Philip White gets all gooey about three bright, modern wines from Margaret River.
Forester Estate Margaret River Semillon Sauvignon Blanc 2014
$24; 13.5% alcohol; screw cap; 90 points
Here’s a blend we overlook. While it makes good sense, and we copied it from Bordeaux and everything, Australia seems a bit shy about it. That’s really silly. It suits our summers.
In this country, Margaret River usually does the best job of the clever mixture, but even those producers seem to have backed off in its promotion.
This one’s a beauty. It does the loveliest job of mingling the slightly buttery Semillon with the grassier cut of Sauvignon Blanc. Smooth and crunchy all at once.
It reminds me of munching watercress straight out of the Moondah Brook in another vineyard in the sand near Gin Gin in Western Australia, with a fistful of baguette and lumps of butter. You know that black-pepper edge some watercress has, like some strains of basil? Add the white bread with its yeast and the butter, and you more or less have the shape of this wine. It’s calmly exciting.
The winemaking is pretty much the opposite of the current ripple of murky hippy stuff: the grapes are de-stemmed and crushed; the mush of skins and juice chilled and pressed; the resultant juice tanked and cold-settled before it goes in a clarified state to fermentation with selected yeasts, all under fastidious temperature control.
There’s a tiny touch of oak from parcels of both varieties kept in barrel for while; only after fermentation are the bits blended to make this.
Don’t serve it too cold: it appears to have been blended as perfume as much as a drinkable gastronomic delight. Have it with chicken and fresh herbs stewed with white onions and garlic in dry cider.
If you think of the orange/brown/natural wine fashion of the presentation of the fruit of the vine in natural decay, this is the same source stuff kept in pristine freshness right through the show.
Just as we chomped on that wet watercress with the brook running down our arms, this wine is like chomping on bunches of grapes you’ve just pulled from their vines at two o’clock in the morning on a cool summer night. Beneath a naked moon.
Forester Estate Margaret River Shiraz 2012
$24; 14% alcohol; screw cap; 92 points
Awe. Goo. This is a heady perfumed beauty. It’s rockin’ value. You might be able to make Shiraz like this in McLaren Vale, but you don’t see much of it.
Maritime humidity has a lot to do with it. It’s all marshmallow and lollyshop with a stacked fruiterer’s barrow smashing through the window in slow motion. Raspberries and redcurrants and mulberries everywhere: they’re all over the musk sticks. And there’s some suave French wood flying about.
It’s slick and silky and syrupy of texture, without being gloopy or jammy.
It was made the old Penfolds Magill way, in open fermenters, with the juice drained and pumped over the skins each day under rigorous temperature control. Its tannins are so fine you barely notice, and its acid makes your tongue spasm like a live oyster does when you hit it with the lemon juice.
I’d love to get Cheong to cook a snapper and serve it with Mexican chocolate sauce and some chilli and swim around in this with it. The lies we could tell!
Forester Estate Margaret River Cabernet Sauvignon 2012
$38; 14% alcohol; screw cap; 93+ points
Sitting where I sit, it’s easy lately to forget that wines like this exist.
This is really clean crisp Cabernet from one of the places on Earth it grows best.
It’s all coffee and cocoa and mocha, cedary oak and blueberries, musk and faint lavender and violets, clean as a whistle and ready to swell and turn and glower with a decade in a good cellar.
Once again made after the old (1950s) Penfolds open fermenters/temperature control/pumpover method, it delivers a similar result at just a bit of the price of their best.

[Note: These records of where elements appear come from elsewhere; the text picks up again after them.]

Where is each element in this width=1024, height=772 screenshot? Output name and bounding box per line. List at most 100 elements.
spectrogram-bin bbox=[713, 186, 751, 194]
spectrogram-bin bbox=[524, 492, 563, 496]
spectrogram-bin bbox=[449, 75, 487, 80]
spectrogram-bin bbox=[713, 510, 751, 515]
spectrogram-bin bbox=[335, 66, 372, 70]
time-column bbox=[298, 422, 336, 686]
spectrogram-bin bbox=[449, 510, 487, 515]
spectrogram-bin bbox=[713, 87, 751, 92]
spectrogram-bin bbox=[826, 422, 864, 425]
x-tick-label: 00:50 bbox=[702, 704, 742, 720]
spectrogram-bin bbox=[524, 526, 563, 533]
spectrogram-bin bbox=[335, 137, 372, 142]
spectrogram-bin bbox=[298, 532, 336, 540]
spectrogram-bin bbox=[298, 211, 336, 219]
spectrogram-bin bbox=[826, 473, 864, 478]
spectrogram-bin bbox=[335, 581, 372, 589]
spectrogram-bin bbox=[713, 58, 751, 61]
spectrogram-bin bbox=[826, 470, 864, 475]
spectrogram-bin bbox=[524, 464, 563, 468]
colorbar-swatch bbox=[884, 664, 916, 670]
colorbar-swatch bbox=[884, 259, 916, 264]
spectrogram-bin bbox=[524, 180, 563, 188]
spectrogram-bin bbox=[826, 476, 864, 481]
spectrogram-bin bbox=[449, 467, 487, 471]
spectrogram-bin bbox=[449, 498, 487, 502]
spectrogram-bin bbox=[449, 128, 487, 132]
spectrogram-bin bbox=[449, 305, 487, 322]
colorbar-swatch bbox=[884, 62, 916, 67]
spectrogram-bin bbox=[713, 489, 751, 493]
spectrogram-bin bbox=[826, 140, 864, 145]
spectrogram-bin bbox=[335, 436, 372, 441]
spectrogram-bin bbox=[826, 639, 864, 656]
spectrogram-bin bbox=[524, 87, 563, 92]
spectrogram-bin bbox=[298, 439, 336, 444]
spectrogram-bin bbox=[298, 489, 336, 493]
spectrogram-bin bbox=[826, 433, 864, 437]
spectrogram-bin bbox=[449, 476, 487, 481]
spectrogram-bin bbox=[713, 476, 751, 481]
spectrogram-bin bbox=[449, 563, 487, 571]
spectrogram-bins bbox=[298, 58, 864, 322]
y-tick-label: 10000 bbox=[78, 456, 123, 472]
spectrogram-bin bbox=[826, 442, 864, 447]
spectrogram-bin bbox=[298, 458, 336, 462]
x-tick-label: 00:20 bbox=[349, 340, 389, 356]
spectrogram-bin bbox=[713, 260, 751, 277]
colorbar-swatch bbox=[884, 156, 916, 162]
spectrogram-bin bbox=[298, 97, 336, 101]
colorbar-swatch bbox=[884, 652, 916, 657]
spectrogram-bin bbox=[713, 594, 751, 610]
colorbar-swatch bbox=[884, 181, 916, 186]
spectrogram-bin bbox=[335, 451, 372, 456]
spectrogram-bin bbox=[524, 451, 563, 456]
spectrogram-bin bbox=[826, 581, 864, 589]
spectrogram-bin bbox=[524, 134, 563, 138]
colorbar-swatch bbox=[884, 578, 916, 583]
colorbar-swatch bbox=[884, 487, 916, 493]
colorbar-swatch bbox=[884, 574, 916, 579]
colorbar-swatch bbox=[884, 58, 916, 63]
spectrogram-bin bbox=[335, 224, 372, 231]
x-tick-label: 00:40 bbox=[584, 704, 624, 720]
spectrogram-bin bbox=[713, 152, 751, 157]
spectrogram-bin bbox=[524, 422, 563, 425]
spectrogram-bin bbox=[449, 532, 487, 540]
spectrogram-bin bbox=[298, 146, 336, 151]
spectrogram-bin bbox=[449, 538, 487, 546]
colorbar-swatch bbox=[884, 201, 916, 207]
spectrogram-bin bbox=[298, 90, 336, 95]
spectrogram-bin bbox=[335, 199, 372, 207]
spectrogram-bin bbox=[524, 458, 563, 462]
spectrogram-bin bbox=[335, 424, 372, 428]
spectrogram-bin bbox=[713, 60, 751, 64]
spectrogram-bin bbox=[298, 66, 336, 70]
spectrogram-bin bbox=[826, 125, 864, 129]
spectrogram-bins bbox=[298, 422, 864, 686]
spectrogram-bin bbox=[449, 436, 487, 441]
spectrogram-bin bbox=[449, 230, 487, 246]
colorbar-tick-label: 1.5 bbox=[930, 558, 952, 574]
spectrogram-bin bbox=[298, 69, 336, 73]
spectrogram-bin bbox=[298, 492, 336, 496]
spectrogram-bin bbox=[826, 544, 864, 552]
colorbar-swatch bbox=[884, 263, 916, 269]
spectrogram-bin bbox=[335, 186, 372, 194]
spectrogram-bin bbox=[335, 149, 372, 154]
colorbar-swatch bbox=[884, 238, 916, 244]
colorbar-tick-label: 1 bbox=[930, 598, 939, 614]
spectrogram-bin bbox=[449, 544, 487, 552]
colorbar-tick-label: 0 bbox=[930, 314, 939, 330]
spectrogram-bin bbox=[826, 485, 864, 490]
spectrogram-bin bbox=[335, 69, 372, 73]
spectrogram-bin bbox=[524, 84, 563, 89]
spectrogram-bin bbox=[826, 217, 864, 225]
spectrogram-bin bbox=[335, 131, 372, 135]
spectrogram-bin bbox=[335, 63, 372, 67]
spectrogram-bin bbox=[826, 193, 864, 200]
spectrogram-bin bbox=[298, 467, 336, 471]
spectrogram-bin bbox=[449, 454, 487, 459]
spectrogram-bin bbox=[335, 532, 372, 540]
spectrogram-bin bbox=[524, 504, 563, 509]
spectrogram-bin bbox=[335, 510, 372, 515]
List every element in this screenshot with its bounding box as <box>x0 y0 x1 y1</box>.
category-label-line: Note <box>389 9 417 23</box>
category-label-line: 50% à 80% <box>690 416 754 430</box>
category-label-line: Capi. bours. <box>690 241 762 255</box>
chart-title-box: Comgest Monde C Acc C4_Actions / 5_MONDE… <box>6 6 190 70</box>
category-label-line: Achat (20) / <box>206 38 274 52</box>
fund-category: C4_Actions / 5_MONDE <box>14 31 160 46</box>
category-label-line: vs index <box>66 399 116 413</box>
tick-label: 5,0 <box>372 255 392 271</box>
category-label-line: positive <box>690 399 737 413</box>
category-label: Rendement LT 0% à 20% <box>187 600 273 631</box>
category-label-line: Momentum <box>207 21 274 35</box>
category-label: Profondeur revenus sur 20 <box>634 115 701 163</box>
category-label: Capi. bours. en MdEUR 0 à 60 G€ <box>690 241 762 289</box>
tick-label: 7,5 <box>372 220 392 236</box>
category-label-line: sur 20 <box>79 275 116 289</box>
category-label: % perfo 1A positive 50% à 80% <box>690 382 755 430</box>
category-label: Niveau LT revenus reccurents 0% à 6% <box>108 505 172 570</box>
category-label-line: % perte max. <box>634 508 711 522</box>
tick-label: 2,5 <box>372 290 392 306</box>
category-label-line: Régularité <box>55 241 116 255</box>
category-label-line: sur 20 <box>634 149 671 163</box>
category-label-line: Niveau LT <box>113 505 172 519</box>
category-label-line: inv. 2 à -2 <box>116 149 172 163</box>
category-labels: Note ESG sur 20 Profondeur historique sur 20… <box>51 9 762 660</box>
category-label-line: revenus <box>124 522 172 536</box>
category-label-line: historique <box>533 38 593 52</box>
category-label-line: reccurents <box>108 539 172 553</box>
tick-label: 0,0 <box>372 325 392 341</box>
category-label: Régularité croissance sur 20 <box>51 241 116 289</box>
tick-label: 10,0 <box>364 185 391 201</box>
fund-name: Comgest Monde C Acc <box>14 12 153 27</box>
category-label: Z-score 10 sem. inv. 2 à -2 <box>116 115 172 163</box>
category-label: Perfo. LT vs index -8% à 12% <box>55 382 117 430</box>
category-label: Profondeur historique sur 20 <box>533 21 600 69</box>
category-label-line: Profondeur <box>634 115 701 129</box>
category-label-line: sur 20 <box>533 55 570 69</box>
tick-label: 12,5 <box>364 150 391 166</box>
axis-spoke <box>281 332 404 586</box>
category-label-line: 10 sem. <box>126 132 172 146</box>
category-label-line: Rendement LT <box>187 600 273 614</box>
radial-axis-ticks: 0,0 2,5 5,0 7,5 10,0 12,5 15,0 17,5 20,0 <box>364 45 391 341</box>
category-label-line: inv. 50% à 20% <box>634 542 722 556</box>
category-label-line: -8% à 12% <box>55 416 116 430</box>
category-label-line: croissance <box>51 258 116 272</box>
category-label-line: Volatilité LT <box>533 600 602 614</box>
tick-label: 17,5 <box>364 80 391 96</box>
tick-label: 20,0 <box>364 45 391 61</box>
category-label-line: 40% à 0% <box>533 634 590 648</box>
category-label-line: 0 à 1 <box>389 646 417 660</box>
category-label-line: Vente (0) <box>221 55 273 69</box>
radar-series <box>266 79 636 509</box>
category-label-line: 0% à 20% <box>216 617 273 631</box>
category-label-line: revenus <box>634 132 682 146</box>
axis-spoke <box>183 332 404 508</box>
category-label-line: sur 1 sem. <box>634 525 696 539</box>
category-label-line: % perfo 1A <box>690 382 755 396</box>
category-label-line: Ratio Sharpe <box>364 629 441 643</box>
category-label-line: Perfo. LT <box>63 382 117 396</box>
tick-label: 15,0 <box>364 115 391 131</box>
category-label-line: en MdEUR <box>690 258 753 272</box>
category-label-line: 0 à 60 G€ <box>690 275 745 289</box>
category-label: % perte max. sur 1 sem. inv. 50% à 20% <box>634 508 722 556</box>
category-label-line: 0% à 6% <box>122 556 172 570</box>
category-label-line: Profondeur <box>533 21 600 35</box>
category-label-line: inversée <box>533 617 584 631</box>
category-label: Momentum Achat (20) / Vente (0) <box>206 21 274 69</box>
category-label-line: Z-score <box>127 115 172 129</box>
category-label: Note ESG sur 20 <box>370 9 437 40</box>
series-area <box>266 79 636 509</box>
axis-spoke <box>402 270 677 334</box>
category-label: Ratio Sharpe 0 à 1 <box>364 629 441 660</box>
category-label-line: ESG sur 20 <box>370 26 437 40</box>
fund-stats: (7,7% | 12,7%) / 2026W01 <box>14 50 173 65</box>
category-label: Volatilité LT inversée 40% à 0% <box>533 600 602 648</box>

As it plays around in your mouth, its slender and sinuous form does that magical transformation from silky and elegant viscosity to velvet, with the right level of acid and drying fine-grained tannins sorting all the slick stuff out, letting them all trickle through the organoleptic division in the right order at the right pace.
Right now I’m loving it with crumbly sheep’s cheese, lemon juice, basil and black pepper on dark rye. I could drive myself nuts dreaming of having it with simply grilled lamb cutlets, pink and dribbling, and mash. It makes your cheeks leak; opens the salvaries till they gush.
Maybe too clinically bright for the dirty-arse funkster fanatics, it’s a damn good reflection of the noble Cabernet at its arrogant, aromatic best. Regardless of the politics, I can’t imagine anybody refusing a glass.